Im Termin vom 10.9.2008 war die Beklagte nicht vertreten. Nach Feststellung der Ladungsformalien und Bekanntgabe der schriftlichen Erklärung der Beklagten über die von ihr veranlasste Zahlung erörterte das LG mit dem Prozessbevollmächtigten des Klägers die Schlüssigkeit der Klage. Auf Nachfrage des Gerichts bestätigte der Prozessbevollmächtigte des Klägers, dass bei dem Kläger ein Betrag i.H.v. 49.176,65 EUR eingegangen sei, der allerdings zu niedrig sei, da bei den Zinsen nur 5 % und nicht fünf Prozentpunkte über dem Basiszinssatz gezahlt worden seien. Nach weiterer Erörterung, ob eine Änderung des Klageantrags in der Säumnislage trotz der Regelung des § 335 Abs. 1 Nr. 3 ZPO möglich sei, erklärte der Klägervertreter die Hauptsache über 48.720,00 EUR vollen Umfangs und die Zinsforderung in Höhe eines Teils von 465,65 EUR für erledigt. Er beantragte insoweit im Weg des Versäumnisurteils Feststellung der teilweisen Erledigung und im Übrigen Verurteilung zur Zinszahlung über 505,33 EUR. Das LG hat antragsgemäß erkannt.

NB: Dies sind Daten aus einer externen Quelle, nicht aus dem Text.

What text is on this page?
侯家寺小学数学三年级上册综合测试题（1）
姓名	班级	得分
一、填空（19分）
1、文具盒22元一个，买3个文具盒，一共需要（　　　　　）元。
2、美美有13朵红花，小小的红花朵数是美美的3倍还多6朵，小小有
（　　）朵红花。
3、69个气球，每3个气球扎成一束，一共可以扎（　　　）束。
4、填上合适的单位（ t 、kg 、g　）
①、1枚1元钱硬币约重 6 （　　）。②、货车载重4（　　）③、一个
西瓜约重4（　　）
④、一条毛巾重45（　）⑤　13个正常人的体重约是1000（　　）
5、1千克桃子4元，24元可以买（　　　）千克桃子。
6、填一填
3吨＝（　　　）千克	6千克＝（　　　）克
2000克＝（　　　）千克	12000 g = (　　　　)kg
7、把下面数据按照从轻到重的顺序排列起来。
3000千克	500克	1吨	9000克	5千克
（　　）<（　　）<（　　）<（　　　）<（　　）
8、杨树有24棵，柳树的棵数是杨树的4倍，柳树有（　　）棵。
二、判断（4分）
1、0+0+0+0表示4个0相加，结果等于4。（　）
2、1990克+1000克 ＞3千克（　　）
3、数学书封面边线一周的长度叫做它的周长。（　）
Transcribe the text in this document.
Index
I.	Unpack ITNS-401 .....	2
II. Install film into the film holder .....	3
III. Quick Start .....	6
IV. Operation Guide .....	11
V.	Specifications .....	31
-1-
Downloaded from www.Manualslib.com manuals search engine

Im anschließenden Kostenfestsetzungsverfahren hat der Klägervertreter unter anderem beantragt, für die Wahrnehmung des Termins, in dem das Versäumnisurteil ergangen war, eine 1,2-fache Terminsgebühr nach Nr. 3104 VV festzusetzen. Mit seinem Kostenfestsetzungsantrag vom 19.9.2008 hat er insoweit unter Zugrundlegung eines Streitwerts von 48.720,00 EUR eine Gebühr i.H.v. 1.255,20 EUR geltend gemacht.
Durch Kostenfestsetzungsbeschluss hat die Rechtspflegerin beim LG die dem Kläger zu erstattenden Kosten (einschließlich Gerichtskosten) auf 3.571,00 EUR festgesetzt und dabei die 1,2-fache Terminsgebühr lediglich aus dem halben Hauptsachestreitwert mit einem Betrag von 823,20 EUR angesetzt unter Berufung auf eine Kostenrechtsprechung des OLG München, wonach der Streitwert der einseitigen Erledigungserklärung 50 % des Werts der ursprünglichen Leistungsklage betrage. Die dagegen eingelegte sofortige Beschwerde des Klägers ist ohne Erfolg geblieben. Mit der zugelassenen Rechtsbeschwerde verfolgt der Kläger seinen Antrag auf Festsetzung einer 1,2-fachen Terminsgebühr aus dem vollen Hauptsachestreitwert weiter.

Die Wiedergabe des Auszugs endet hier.